Late Friday, after European markets had closed, Moody’s Investor Service downgraded the UK’s credit rating by one notch from the top AAA to AA1. It said sluggish economic growth would hinder the government’s ability to control rising debt levels and deal with any new financial shocks.
Because it was the first such downgrade for Britain, which unlike the US or France had managed to hold onto its top rating during the global financial crisis, the knee-jerk market reaction was negative. But experts said the rating cut was somewhat expected.
“It is hardly a bolt from the blue,” said Jonathan Loynes, the chief European economics at Capital Economics. “Moody’s had the UK on negative watch since February 2012.”
Two other ratings agencies— Fitch and Standard & Poor’s — have had Britain on so-called negative outlook, signaling they could lower the nation’s credit rating.
Government finances have struggled to recover as the economy has flat-lined in recent years. Public sector borrowing in December, for example, was higher than expected as government spending rose faster than income. The economy is close to falling into recession for a third time since the global financial crisis erupted.
Treasury chief George Osborne has said the downgrade only doubles his commitment to the government’s policy of cutting spending in an effort to reduce deficits. Prime Minister David Cameron also signaled he planned to stay the course.
“It’s a very clear message that Britain as a country cannot let up with dealing with its debt,” said Cameron’s spokesman, Jean-Christophe Gray. “It’s a reminder — if anybody needed one — that the UK has a very significant debt and deficit problem.”
A downgrade theoretically means there is a greater risk that Britain may default on its debt. That could increase the cost for Britain to sell bonds and finance its debt, worsening its budget problems. But there are times it doesn’t turn out that way.
When S&P downgraded the United States, it expressed concern that the America’s political system would fail to deliver on plans to reduce the federal government’s debt. But despite the warnings, investors still bought US bonds, because economic turmoil in Europe and elsewhere made America’s debt appear safer.

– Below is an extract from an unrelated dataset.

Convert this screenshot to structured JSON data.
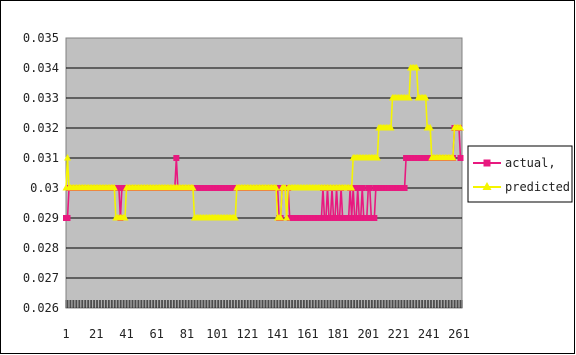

British government bonds were in fact stable on Monday, with the 10-year interest rate edging up only 0.016 of a percentage point to 2.13 percent. That suggests investors remain confident the country will be able to manage its debt in the longer-term.
The rating companies are known for being slow to pull the trigger, but Britain’s rating has been under pressure since Osborne abandoned his debt reduction target in last year’s Autumn Statement.
Britain’s total public sector net debt was 1.1 trillion pounds in December, or about 70 percent of annual GDP.